A prospective study included 244 consecutive SBK procedures. The patient group comprised 45% hyperopes and 55% myopes. Flaps thickness ranged from 400 µm to 700 µm. Ablation zones were 9 mm and 9.5 mm.
At 1 month postop, the 9.5-mm ablation zone yielded significantly higher best corrected visual acuity on average than the 9-mm zone. Visual function was restored rapidly, with patients able to drive 4 hours postop, Dr. Moore said.
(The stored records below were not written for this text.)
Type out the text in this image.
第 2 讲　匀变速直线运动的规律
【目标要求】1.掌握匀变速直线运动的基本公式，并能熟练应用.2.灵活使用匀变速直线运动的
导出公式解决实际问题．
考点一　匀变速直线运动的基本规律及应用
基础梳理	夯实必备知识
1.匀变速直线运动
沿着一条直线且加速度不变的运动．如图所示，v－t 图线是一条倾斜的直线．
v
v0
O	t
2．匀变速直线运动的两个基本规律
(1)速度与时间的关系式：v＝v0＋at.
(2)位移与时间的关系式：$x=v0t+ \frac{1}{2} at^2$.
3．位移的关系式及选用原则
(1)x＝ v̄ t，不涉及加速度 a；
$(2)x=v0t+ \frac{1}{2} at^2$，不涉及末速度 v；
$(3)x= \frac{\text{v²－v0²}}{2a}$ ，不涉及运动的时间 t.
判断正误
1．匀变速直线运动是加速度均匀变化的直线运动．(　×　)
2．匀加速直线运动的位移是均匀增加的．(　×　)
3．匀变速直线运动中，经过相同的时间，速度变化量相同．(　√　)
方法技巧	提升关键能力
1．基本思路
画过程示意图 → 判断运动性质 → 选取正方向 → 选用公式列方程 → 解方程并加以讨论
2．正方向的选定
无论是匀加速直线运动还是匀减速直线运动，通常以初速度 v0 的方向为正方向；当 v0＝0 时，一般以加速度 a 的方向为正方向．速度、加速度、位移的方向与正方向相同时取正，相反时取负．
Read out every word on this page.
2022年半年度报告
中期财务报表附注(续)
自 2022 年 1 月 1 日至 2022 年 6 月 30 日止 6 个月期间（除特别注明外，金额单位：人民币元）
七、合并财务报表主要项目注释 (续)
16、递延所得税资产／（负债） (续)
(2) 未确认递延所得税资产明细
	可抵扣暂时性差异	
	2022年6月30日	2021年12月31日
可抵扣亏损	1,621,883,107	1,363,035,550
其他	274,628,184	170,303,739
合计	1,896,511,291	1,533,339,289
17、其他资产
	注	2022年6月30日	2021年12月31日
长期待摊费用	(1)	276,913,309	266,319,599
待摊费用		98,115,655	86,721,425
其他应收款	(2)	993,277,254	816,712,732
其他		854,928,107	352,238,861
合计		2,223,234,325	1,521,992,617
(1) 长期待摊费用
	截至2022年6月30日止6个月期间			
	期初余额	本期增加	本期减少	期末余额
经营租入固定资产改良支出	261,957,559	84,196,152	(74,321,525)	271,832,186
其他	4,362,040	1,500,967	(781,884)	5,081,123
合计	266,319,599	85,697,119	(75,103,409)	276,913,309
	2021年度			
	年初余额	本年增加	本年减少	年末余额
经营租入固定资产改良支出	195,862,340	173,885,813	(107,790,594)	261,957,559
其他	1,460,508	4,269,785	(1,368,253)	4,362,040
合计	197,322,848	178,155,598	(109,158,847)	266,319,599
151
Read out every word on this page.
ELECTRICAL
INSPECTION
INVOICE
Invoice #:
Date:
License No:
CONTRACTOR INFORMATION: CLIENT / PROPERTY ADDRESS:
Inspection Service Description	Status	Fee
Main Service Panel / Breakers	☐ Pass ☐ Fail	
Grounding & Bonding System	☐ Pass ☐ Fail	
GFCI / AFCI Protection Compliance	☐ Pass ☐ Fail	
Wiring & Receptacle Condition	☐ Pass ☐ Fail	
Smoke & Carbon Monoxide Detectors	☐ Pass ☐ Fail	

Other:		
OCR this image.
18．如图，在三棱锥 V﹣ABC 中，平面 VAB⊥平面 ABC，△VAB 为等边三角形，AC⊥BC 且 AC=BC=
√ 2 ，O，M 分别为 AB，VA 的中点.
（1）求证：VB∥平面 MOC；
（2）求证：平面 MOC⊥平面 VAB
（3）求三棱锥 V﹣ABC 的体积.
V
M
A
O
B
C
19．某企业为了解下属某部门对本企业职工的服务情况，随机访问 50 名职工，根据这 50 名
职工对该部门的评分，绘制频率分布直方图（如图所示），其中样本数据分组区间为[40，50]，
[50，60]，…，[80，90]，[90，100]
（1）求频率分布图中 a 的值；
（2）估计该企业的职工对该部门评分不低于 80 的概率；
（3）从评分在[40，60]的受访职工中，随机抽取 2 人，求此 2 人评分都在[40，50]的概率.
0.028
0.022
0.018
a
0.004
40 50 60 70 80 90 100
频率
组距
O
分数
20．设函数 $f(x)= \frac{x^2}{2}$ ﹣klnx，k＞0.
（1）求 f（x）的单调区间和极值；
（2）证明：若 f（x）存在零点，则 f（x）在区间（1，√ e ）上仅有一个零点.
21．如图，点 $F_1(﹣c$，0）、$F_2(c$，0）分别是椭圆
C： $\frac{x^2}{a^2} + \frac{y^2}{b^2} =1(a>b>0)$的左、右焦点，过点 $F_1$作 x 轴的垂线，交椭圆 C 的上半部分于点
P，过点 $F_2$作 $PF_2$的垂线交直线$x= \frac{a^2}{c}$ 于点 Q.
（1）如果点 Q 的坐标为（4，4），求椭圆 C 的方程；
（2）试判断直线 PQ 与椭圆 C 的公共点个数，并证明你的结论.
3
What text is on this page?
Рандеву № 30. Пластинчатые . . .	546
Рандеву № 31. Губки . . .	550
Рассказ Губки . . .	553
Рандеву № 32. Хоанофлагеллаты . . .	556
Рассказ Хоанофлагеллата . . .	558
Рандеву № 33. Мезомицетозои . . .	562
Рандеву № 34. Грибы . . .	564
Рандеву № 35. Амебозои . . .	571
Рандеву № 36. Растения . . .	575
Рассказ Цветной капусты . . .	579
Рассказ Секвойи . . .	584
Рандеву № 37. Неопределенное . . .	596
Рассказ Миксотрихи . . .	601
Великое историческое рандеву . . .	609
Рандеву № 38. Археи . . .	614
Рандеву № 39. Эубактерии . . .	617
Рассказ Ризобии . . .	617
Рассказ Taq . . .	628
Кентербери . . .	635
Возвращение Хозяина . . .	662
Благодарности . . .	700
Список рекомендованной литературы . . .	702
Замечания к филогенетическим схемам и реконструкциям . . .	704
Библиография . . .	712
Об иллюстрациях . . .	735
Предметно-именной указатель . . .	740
Results showed few complications; the most common complication was decentered flaps. Vertical ridges occurred in about 10% of cases. There were three flap tears.
"I want to remind you that these are very thin planar flaps," Dr. Moore said. "They're just as thin at the periphery as they are in the center. When we're dealing with 90 µm, we have to be very delicate when lifting the flap."
Three cases required enhancements, Dr. Moore said.
Femtosecond flap generation for LASIK now represents more than 50% of cases performed in the United States. In a study performed at our center, my associate Elizabeth A. Davis, MD, FACS, and I also confirmed a more rapid visual rehabilitation for IntraLase thin flap LASIK when compared to microkeratome-generated flaps. In addition, we found a lower complication rate and a lower enhancement rate. We have not found a difference in outcomes with the IntraLase femtosecond laser combined with the VISX CustomVue excimer when using flap diameters between 8 mm to 9.5 mm in diameter. The finding in this study that 9.5 mm diameter flaps generated better outcomes than 9 mm diameter flaps is unexpected, and may actually be explained by the excimer laser, rather than the femtosecond laser. Multiple new femtosecond lasers are entering the marketplace, and these lasers are now being applied to intracorneal refractive surgery, corneal transplants and even cataract surgery.